Интересно, что в конце 1847 г. святителем Игнатием Брянчаниновым была задумана книга «Мой дар друзьям моим». Свое духовной ученице С. И. Снессоревой он сообщал, что им написано уже 15 статей, одну из которых, он конкретно называет — «Чаша Христова». В этом же письме содержится признание, что «образ изложения, наружная форма, самый слог, — может быть новость в духовной русской литературе». «Мне хочется, — пояснял он далее, чтоб книга моя была другом, всегда утешительным, никогда не обременительным <...> Хочу, чтоб книга удобоприступна была каждому, как друг»13. Нельзя утверждать, что Игнатий Брянчанинов задумал это издание (оставшееся неосуществленным) как полемическое дополнение к гоголевской книге, по подобное предположение представляется возможным. Не менее интересно и то, что святителю, увидевшему в книге Гоголя «смешение» «тьмы» и «света», захотелось создать нечто принципиально новое в русской духовной литературе — как Гоголю представлялось необходимым создать новое в литературе светской, но с опорой на духовную.

Подводя итог, можно обратить внимание на то, что чем пространнее оказывались главы, завершающие книгу (главы, уже преодолевшие форму письма), тем лаконичнее становились личные письма Гоголя, завершающие его эпистолярий. Вероятно, можно предположить, что жанр, столь значимый для писателя, свою миссию уже выполнил.

Примечания

1. Переписка Н. В. Гоголя: В 2 т. М., 1988. Т. I. С. 183.

2. Там же. С. 80.

3. Там же. 415.

4. Там же. Т. II. С. 51.

5. Там же. Т. I. С. 247.

6. Там же. С. 87.

7. Подробнее см.: Анненкова Е. И. Эпистолярное наследие Н. В. Гоголя: исповедальность письма и рефлексия исповеди // Вестник Бирского государственного университета. Филология. 2003. Вып. 3. С. 5 — 10.
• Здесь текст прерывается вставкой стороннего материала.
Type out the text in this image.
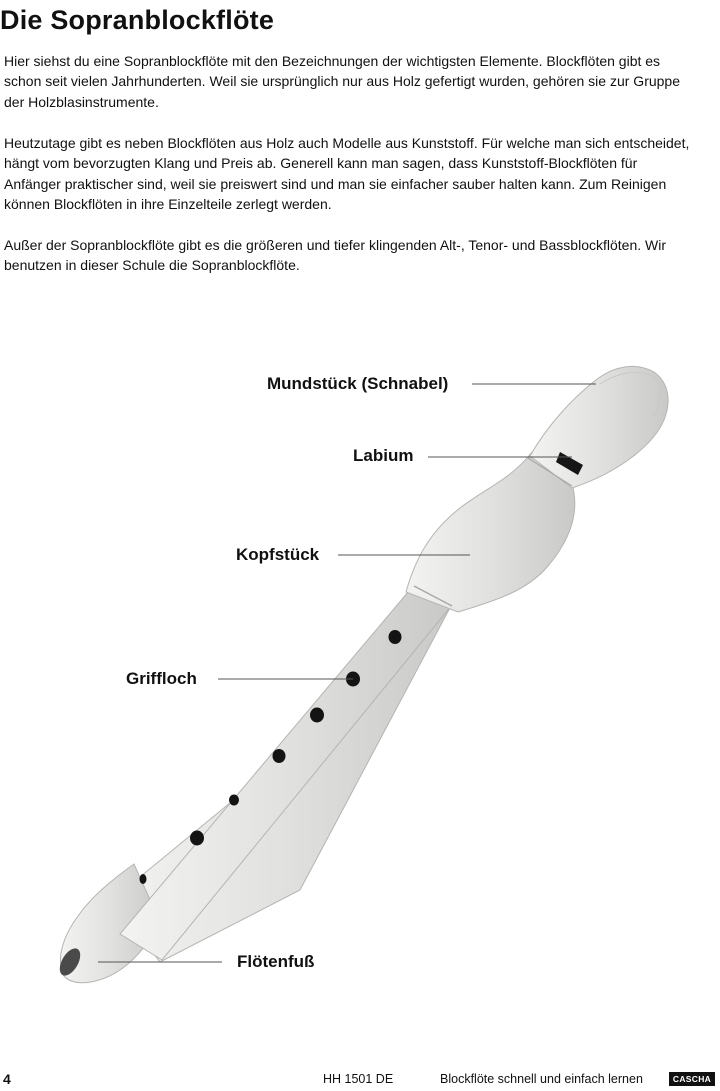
Die Sopranblockflöte

Hier siehst du eine Sopranblockflöte mit den Bezeichnungen der wichtigsten Elemente. Blockflöten gibt es schon seit vielen Jahrhunderten. Weil sie ursprünglich nur aus Holz gefertigt wurden, gehören sie zur Gruppe der Holzblasinstrumente.

Heutzutage gibt es neben Blockflöten aus Holz auch Modelle aus Kunststoff. Für welche man sich entscheidet, hängt vom bevorzugten Klang und Preis ab. Generell kann man sagen, dass Kunststoff-Blockflöten für Anfänger praktischer sind, weil sie preiswert sind und man sie einfacher sauber halten kann. Zum Reinigen können Blockflöten in ihre Einzelteile zerlegt werden.

Außer der Sopranblockflöte gibt es die größeren und tiefer klingenden Alt-, Tenor- und Bassblockflöten. Wir benutzen in dieser Schule die Sopranblockflöte.

Mundstück (Schnabel)
Labium
Kopfstück
Griffloch
Flötenfuß
4	HH 1501 DE	Blockflöte schnell und einfach lernen	CASCHA
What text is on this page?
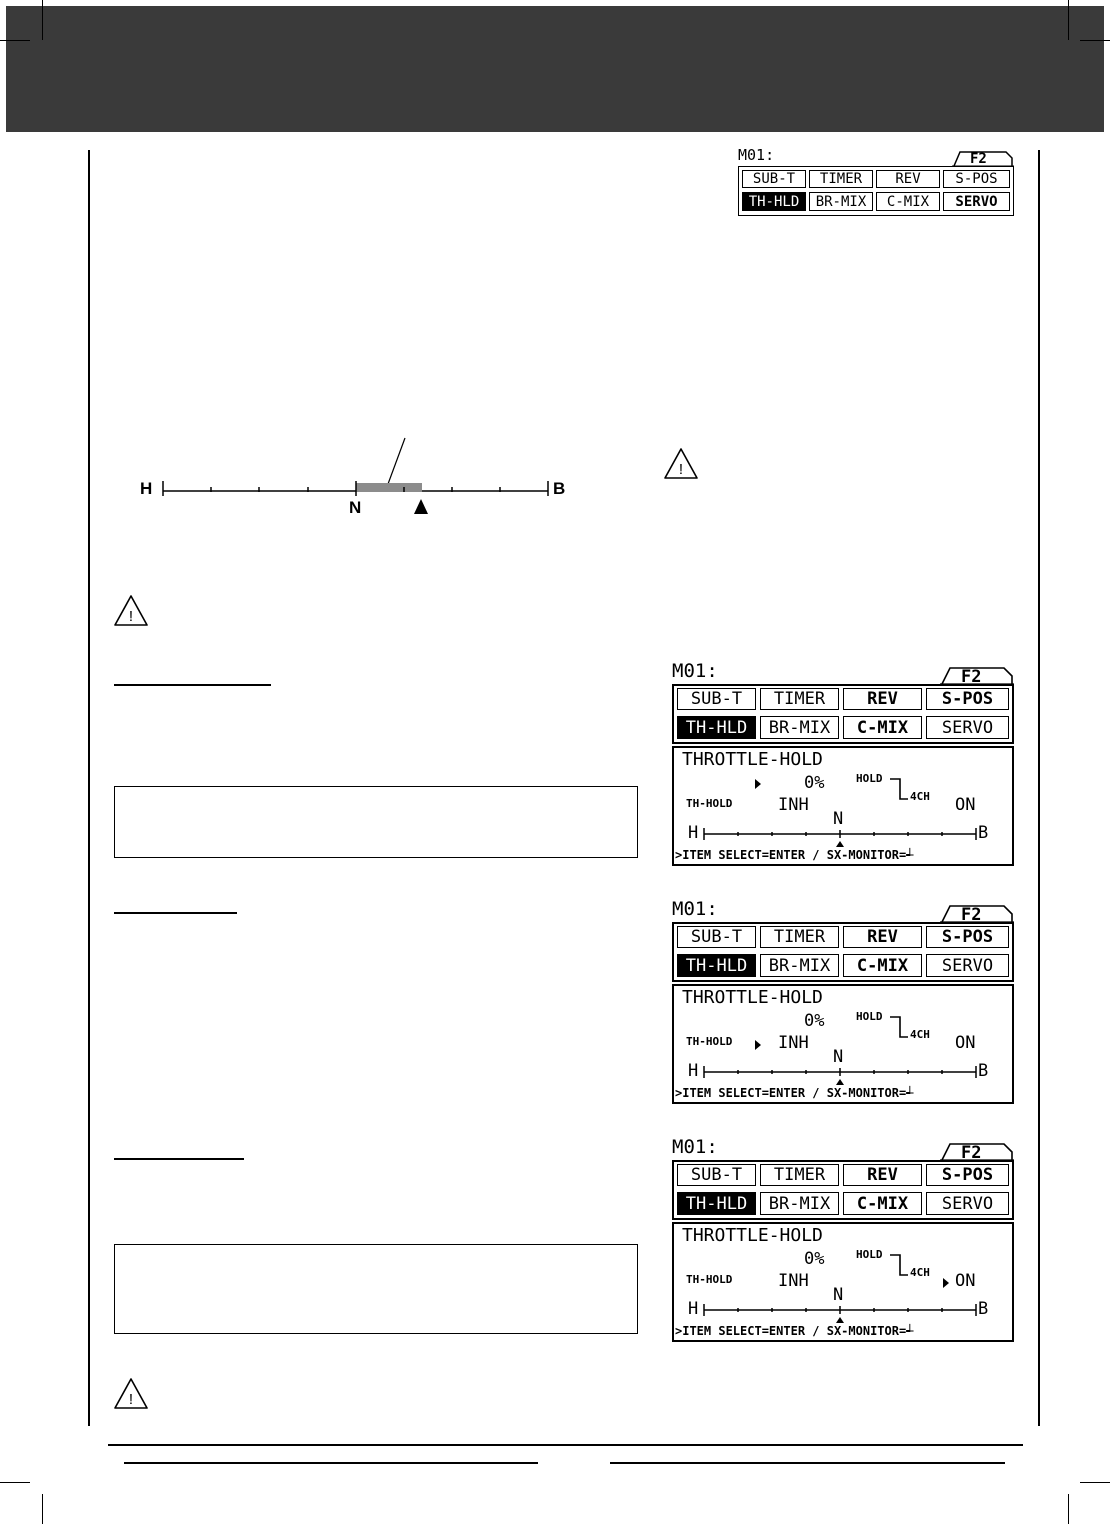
M01:	F2
SUB-T	TIMER	REV	S-POS
TH-HLD	BR-MIX	C-MIX	SERVO
H	B
N
!
!
!
M01:	F2
SUB-T	TIMER	REV	S-POS
TH-HLD	BR-MIX	C-MIX	SERVO
THROTTLE-HOLD
0%	HOLD
4CH
TH-HOLD	INH	ON
N
H	B
>ITEM SELECT=ENTER / SX-MONITOR=┵
M01:	F2
SUB-T	TIMER	REV	S-POS
TH-HLD	BR-MIX	C-MIX	SERVO
THROTTLE-HOLD
0%	HOLD
4CH
TH-HOLD	INH	ON
N
H	B
>ITEM SELECT=ENTER / SX-MONITOR=┵
M01:	F2
SUB-T	TIMER	REV	S-POS
TH-HLD	BR-MIX	C-MIX	SERVO
THROTTLE-HOLD
0%	HOLD
4CH
TH-HOLD	INH	ON
N
H	B
>ITEM SELECT=ENTER / SX-MONITOR=┵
8. Лермонтов М. Ю. Собрание сочинений: В 4 т. М., 1958. Т. I. С. 480.

9. Переписка Н. В. Гоголя: В 2 т. Т. I. С. 246 — 247.

10. Следует отметить прежде всего работы В. А. Воропаева: 1) Гоголь над страницами духовных книг. Научно-популярные очерки. М., 2002; Николай Гоголь. Опыт духовной биографии. М., 2008. О встречах Гоголя и о. Сергия (Веснина С. А. ), печатавшего свои сочинения под именем Святогорец, см. также: Манн Ю. В. Гоголь. Завершение пути: 1845 — 1852. М., 2009. С. 216 — 217. Заслуживает также внимания работа: Гольденберг А. Х. Гоголь и Иннокентий Херсонский (введение в тему) // Восьмые Гоголевские чтения. Н. В. Гоголь и его литературное окружение. М., 2009. С. 73 — 81. О Гоголе и св. Игнатии Брянчанинове см.: Любомудров А. М. Святитель Игнатий (Брянчанинов) и проблема творчества // Христианство и русская литература. Сборник второй. СПб., 1996. С. 24 — 81.

11. Первые публикации появились в журнале «Маяк» в 1845 г., первая и вторая части книги вышли в свет в 1850 (Письма к друзьям своим о св. горе Афонской. СПб., 1850).

12. См.: Дмитриев А. П. А. М. Бухарев (архимандрит Феодор) как литературный критик // Христианство и русская литература. Сб. второй. СПб., 1996. С. 160 — 201.

13. Св. Игнатий (Брянчанинов). Полное собрание творений. М., 2003. Т. V. С. 514.